Je suis bien consciente que, aujourd’hui, la qualité de service n’est pas satisfaisante. Je suis tout aussi agacée que vous par le niveau de qualité de service sur ces liaisons ces dernières années. Cette situation est d’autant plus contrariante que de l’argent public est mobilisé. De fait, depuis 2017, HOP !, pour l’appeler par son nom, est confrontée à des difficultés d’exploitation récurrentes sur l’ensemble de son réseau. Il est bien sûr primordial de redresser la qualité de service ; je suis fortement mobilisée sur ce sujet.
J’avais demandé en juin 2018 un plan d’action à HOP !, qui a permis des améliorations notables.
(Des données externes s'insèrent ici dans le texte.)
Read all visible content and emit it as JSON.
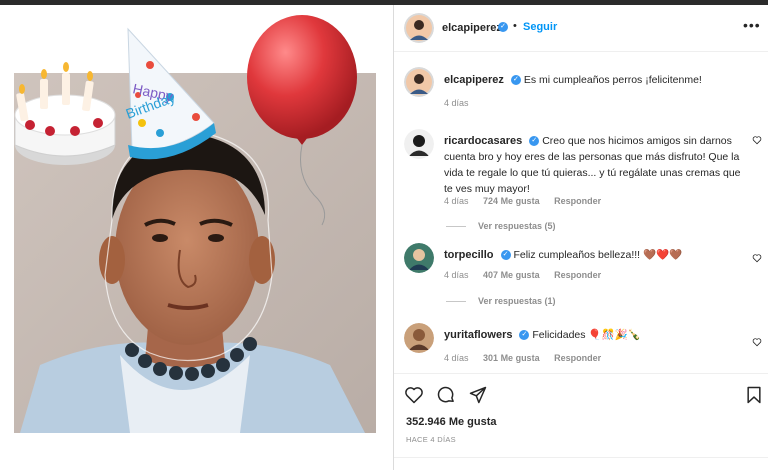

Le nombre d’annulations sur le périmètre des liaisons radiales exploitées par HOP ! sous délégation de service public est ainsi passé de quarante-huit en septembre 2017 à quinze en septembre 2018. Je suis toutefois consciente que la situation n’est pas homogène sur les différentes liaisons.
Vous le savez, HOP ! vient d’être réintégrée sous le nom Air France-KLM, ce qui réaffirme son appartenance au groupe. Je sais que le nouveau directeur général d’Air France-KLM est pleinement conscient de la nécessité d’améliorer la qualité de service sur les liaisons d’aménagement du territoire.
Par ailleurs, je vous rappelle que les modalités de suivi de l’exploitation subventionnée s’inscrivent dans le cadre contractuel conclu avec la collectivité ou la personne publique intéressée. Elles reposent sur une vérification du respect des obligations de service public et des équilibres économiques de la ligne. Des pénalités financières ou des amendes administratives peuvent être appliquées pour tout manquement aux obligations de service public.
Au demeurant, ces liaisons sont remises en concurrence régulièrement. On peut espérer qu’un nouvel opérateur ou que le même opérateur, sous sa nouvelle direction, pourra améliorer la situation.
Enfin, cette proposition de loi aborde le sujet de l’abaissement de la limitation de vitesse à 80 kilomètres par heure. Je suis bien consciente que cette mesure a pu être mal vécue, d’autant qu’elle a pu être considérée comme peu équitable entre les territoires.